Austin Resource Recovery

Austin took an important step to move toward a more sustainable future by adopting Texas’ first Zero Waste Plan. The City’s Zero Waste goal is to reduce the amount of waste its one million households send to landfill by 90 percent by the year 2040. The Plan addresses both upstream and downstream policy and program options; green business, green buildings, and jobs; and regional coordination. Austin’s Zero Waste Plan takes into consideration its current and planned public and private solid waste infrastructure, as well as the city’s Climate Protection Program. Recommendations developed through the process are integral to attaining the United Nations Urban Environmental Accord’s goal to reduce by 20% the per capita solid waste disposal to landfills by 2012, divert 75% of waste from landfills by 2020, and 90%  by 2040.

As part of these goals, residents of Austin and Travis County can bring all types of batteries – along with other materials such as paint, electronics, automotive products and chemicals – to the Household Hazardous Waste Facility (HHW Facility), operated by Austin Resource Recovery (a City of Austin service), for safe disposal and/or recycling. There are a number of locations around town to drop off household batteries free of charge. To facilitate disposal of the collected batteries, the City has been working with Call2Recycle®, recycling over 40,000 pounds of rechargeable batteries since joining the program in 2004.

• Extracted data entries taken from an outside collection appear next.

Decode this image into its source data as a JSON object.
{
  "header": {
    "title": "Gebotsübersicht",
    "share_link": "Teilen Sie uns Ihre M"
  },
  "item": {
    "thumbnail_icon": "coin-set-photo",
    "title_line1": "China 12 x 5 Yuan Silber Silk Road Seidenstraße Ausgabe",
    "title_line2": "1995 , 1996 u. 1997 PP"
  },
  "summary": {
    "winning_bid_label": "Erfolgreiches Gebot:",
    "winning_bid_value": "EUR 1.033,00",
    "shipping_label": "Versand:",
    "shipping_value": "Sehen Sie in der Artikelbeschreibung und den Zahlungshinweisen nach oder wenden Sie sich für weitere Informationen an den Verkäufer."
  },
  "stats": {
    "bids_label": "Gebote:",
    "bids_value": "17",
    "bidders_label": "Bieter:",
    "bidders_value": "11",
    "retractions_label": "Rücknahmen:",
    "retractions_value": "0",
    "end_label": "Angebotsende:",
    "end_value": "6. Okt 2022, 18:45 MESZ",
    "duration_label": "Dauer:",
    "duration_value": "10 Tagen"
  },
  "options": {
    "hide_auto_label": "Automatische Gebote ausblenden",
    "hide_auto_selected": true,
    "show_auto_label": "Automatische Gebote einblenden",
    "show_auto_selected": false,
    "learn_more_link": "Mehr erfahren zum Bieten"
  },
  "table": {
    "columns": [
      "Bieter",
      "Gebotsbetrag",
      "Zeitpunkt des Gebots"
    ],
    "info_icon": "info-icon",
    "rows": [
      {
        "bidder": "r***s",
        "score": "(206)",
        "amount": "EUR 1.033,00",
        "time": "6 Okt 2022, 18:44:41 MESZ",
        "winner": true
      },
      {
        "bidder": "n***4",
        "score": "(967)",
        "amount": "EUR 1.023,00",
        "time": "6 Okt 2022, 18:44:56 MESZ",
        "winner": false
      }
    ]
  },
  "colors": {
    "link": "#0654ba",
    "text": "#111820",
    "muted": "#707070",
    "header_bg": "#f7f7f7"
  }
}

Austin-Zero-Waste-GraphicsThere are no laws in Texas mandating battery recycling or retailer take-back programs, so the success of Austin’s voluntary program can be partially attributed to the strong environmental advocacy of its residents and progressive waste reduction policy. Battery recycling, for button batteries only, was first implemented in the city in the early ‘90s and expanded to all types of batteries, including rechargeables, a few years later. At the time, the City handled collection and disposal through its own waste management agencies and did not partner with any vendors; residents could drop off batteries at designated retail locations such as RadioShack®, The Home Depot®, Best Buy® and Lowe’s®.

“Our first recycling boxes were tiny because they were just for button batteries, but then we started doing all types of batteries, including rechargeable batteries, so the boxes got bigger and there were more participants and bigger collections,” said Dawn Whipple, waste management program manager, City of Austin Household Hazardous Waste. “Throughout the years we’ve just picked up more and more batteries all over town. Last year we picked up 55,000 batteries.”

Batteries from the city-wide drop off program, as well as from those dropped off at the HHW Facility, are processed at the facility. Sorted rechargeable batteries are bulk shipped through Call2Recycle free of charge. The quantity of rechargeable batteries recycled continues to rise, with Austin Resource Recovery shipping 1,400 -2,000 lbs. every month. Austin was also the first community to participate in the GreenVantage program, a new program for municipalities where Call2Recycle offsets a portion of the sorting and handling costs associated with preparing batteries in accordance with DOT requirements.”

The major benefit for Austin in working with Call2Recycle according to Whipple, has been the detailed reporting on collection totals and breakdowns that the Call2Recycle team can provide to the department.

Another benefit to working with Call2Recycle, says Whipple, is that the organization is well-established and nationally known. “There is a peace-of-mind that comes with the downstream recycling. We know the materials are being properly handled and responsibly recycled and that is important to the overall goals of the Zero Waste Plan. Also, Call2Recycle promotes the program, which helps with our overall recycling goals.”

Although partnered with Call2Recycle to ensure safe and timely disposal of the rechargeable batteries, the City does not advertise the program. It is considering a pilot program with Call2Recycle in Austin that would promote awareness of rechargeable battery recycling and the drop-off locations to see how it would affect the City’s already successful recycling volumes. “Working with Call2Recycle to promote our battery recycling efforts will result in greater awareness and greater collections, both through the retail drop off program and at the HHW Facility,” said Whipple.

“Austin’s residents are very green-minded and they want to ‘do the right thing,’” said Whipple. “They want to dispose of materials responsibly, and by partnering with Call2Recycle we can assure them that their rechargeable batteries won’t end up in a landfill.”